St George’s Cathedral, a True and 100% Guyanese Miracle
For those inclined to base their uncommon travels around spiritual enlightenment, Guyana is a good place to go. The country boasts as diverse a collection of ethnicities as anywhere. African, East Indian, European, Chinese and indigenous Amerindian peoples all call Guyana home. This diversity has, in turn, spawned a rich spiritual tradition. Hinduism, Islam, and Rastafari are all followed. The Baha’i Faith is too. As elsewhere in the Caribbean, though, Guyana’s most popular religion is Christianity. Its most enduring symbol: St George’s Cathedral.
Even if it wasn’t so historic, so sacred and revered, St. George’s would still be one of the top must-see attractions in the Caribbean. Reason: it’s among the world’s tallest wooden structures.
St George’s Cathedral soars to a height of 143 feet! Gleaming in stark white, it’s uniquely impressive and inspiring…much like its history.
St George’s Cathedral History
The story of St. George’s dates all the way back to 1810. That’s when the original version was built on the site of what it now St. George’s School. The first St. George’s was small. So small, in fact, that its congregation soon outgrew it. So, plans were made in 1842 for a new, bigger church at its current location in the heart of Georgetown.
This second St George’s Cathedral didn’t last very long. Poor construction rendered the church too hazardous for use soon after it was completed. It was torn down in 1877.
The third and final St George’s opened in 1894. It is this same building, designed and built some 120 years ago, that you can see, visit and worship in today.
So, I guess you can say that the third time was the charm for St. George’s. There is, however, something more to the Saint George’s story. Something that I imagine makes this place particularly special for proud Guyanese, no matter what their beliefs.
Built Guyanese Tough
You see, when that second ill-fated St George’s Cathedral was commissioned, it was built with brick to be exceptionally strong. That obviously didn’t work out too well. This begs the question: Why has the wooden St. George’s endured for all these years in the precise spot where the presumably stronger brick version failed?

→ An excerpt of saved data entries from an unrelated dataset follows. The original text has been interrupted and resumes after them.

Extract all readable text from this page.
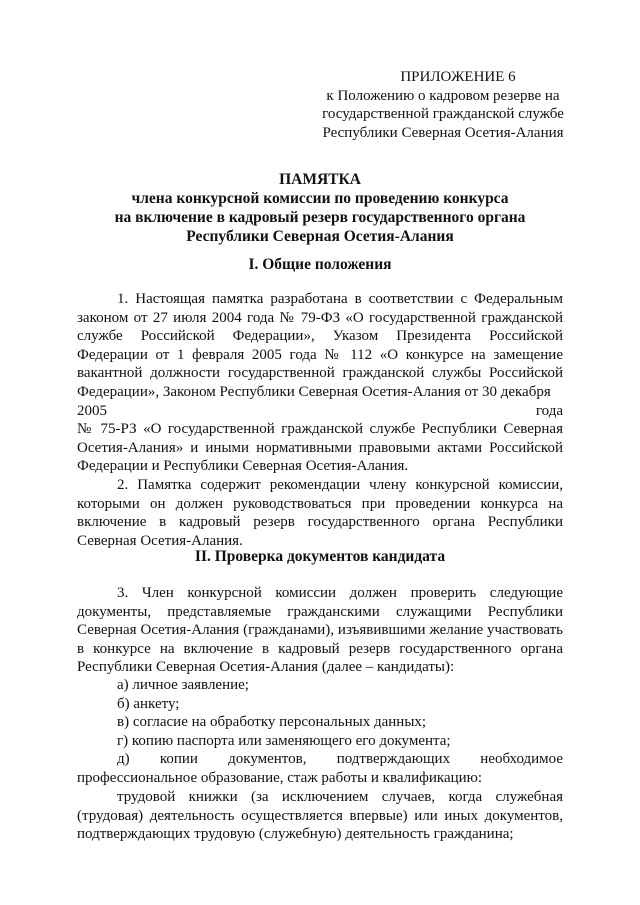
ПРИЛОЖЕНИЕ 6
к Положению о кадровом резерве на
государственной гражданской службе
Республики Северная Осетия-Алания
ПАМЯТКА
члена конкурсной комиссии по проведению конкурса
на включение в кадровый резерв государственного органа
Республики Северная Осетия-Алания
I. Общие положения

1. Настоящая памятка разработана в соответствии с Федеральным законом от 27 июля 2004 года № 79-ФЗ «О государственной гражданской службе Российской Федерации», Указом Президента Российской Федерации от 1 февраля 2005 года № 112 «О конкурсе на замещение вакантной должности государственной гражданской службы Российской Федерации», Законом Республики Северная Осетия-Алания от 30 декабря

2005	года

№ 75-РЗ «О государственной гражданской службе Республики Северная Осетия-Алания» и иными нормативными правовыми актами Российской Федерации и Республики Северная Осетия-Алания.

2. Памятка содержит рекомендации члену конкурсной комиссии, которыми он должен руководствоваться при проведении конкурса на включение в кадровый резерв государственного органа Республики Северная Осетия-Алания.

II. Проверка документов кандидата

3. Член конкурсной комиссии должен проверить следующие документы, представляемые гражданскими служащими Республики Северная Осетия-Алания (гражданами), изъявившими желание участвовать в конкурсе на включение в кадровый резерв государственного органа Республики Северная Осетия-Алания (далее – кандидаты):

а) личное заявление;
б) анкету;
в) согласие на обработку персональных данных;
г) копию паспорта или заменяющего его документа;

д) копии документов, подтверждающих необходимое профессиональное образование, стаж работы и квалификацию:

трудовой книжки (за исключением случаев, когда служебная (трудовая) деятельность осуществляется впервые) или иных документов, подтверждающих трудовую (служебную) деятельность гражданина;
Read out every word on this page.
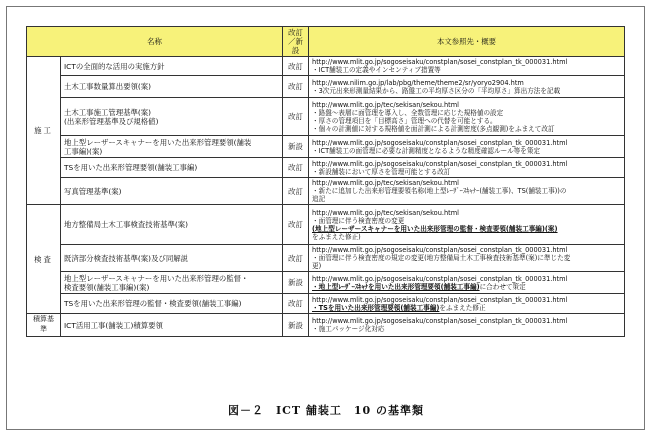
名称		改訂／新設	本文参照先・概要
施工	ICTの全面的な活用の実施方針	改訂	http://www.mlit.go.jp/sogoseisaku/constplan/sosei_constplan_tk_000031.html
・ICT舗装工の定義やインセンティブ措置等

	土木工事数量算出要領(案)	改訂	http://www.nilim.go.jp/lab/pbg/theme/theme2/sr/yoryo2904.htm
・3次元出来形測量結果から、路盤工の平均厚さ区分の「平均厚さ」算出方法を記載

	土木工事施工管理基準(案)
(出来形管理基準及び規格値)	改訂	http://www.mlit.go.jp/tec/sekisan/sekou.html
・路盤～表層に面管理を導入し、全数管理に応じた規格値の設定
・厚さの管理項目を「目標高さ」管理への代替を可能とする。
・個々の計測値に対する規格値を面計測による計測密度(多点観測)をふまえて改訂

	地上型レーザースキャナーを用いた出来形管理要領(舗装
工事編)(案)	新設	http://www.mlit.go.jp/sogoseisaku/constplan/sosei_constplan_tk_000031.html
・ICT舗装工の面管理に必要な計測精度となるような精度確認ルール等を策定

	TSを用いた出来形管理要領(舗装工事編)	改訂	http://www.mlit.go.jp/sogoseisaku/constplan/sosei_constplan_tk_000031.html
・新設舗装において厚さを管理可能とする改訂

	写真管理基準(案)	改訂	http://www.mlit.go.jp/tec/sekisan/sekou.html
・新たに追加した出来形管理要領名称(地上型ﾚｰｻﾞｰｽｷｬﾅｰ(舗装工事)、TS(舗装工事))の
追記

検査	地方整備局土木工事検査技術基準(案)	改訂	http://www.mlit.go.jp/tec/sekisan/sekou.html
・面管理に伴う検査密度の変更
(地上型レーザースキャナーを用いた出来形管理の監督・検査要領(舗装工事編)(案)
をふまえた修正)

	既済部分検査技術基準(案)及び同解説	改訂	http://www.mlit.go.jp/sogoseisaku/constplan/sosei_constplan_tk_000031.html
・面管理に伴う検査密度の規定の変更(地方整備局土木工事検査技術基準(案)に準じた変
更)

	地上型レーザースキャナーを用いた出来形管理の監督・
検査要領(舗装工事編)(案)	新設	http://www.mlit.go.jp/sogoseisaku/constplan/sosei_constplan_tk_000031.html
・地上型ﾚｰｻﾞｰｽｷｬﾅを用いた出来形管理要領(舗装工事編)に合わせて策定

	TSを用いた出来形管理の監督・検査要領(舗装工事編)	改訂	http://www.mlit.go.jp/sogoseisaku/constplan/sosei_constplan_tk_000031.html
・TSを用いた出来形管理要領(舗装工事編)をふまえた修正

積算基準	ICT活用工事(舗装工)積算要領	新設	http://www.mlit.go.jp/sogoseisaku/constplan/sosei_constplan_tk_000031.html
・施工パッケージ化対応
図－２　ICT 舗装工　10 の基準類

The answer, some say, has everything to do with the type of wood used in the construction of St George’s #3.
The miracle wood, Greenheart (Chlorocardium rodiei), is exceedingly strong, durable, resistant to insects, and virtually fireproof.
Most importantly, though, it’s also native to Guyana.
In finalizing the plans for St. George’s #3, church leaders decreed:
Woods of the country and no others were to to be used.
Was this divine architectural planning? Faith in Guyana’s forests? Luck?
Who knows. All I can say is the result is magnificent, not only in its looks, but also in what St. George’s symbolizes for the strength of Guyana.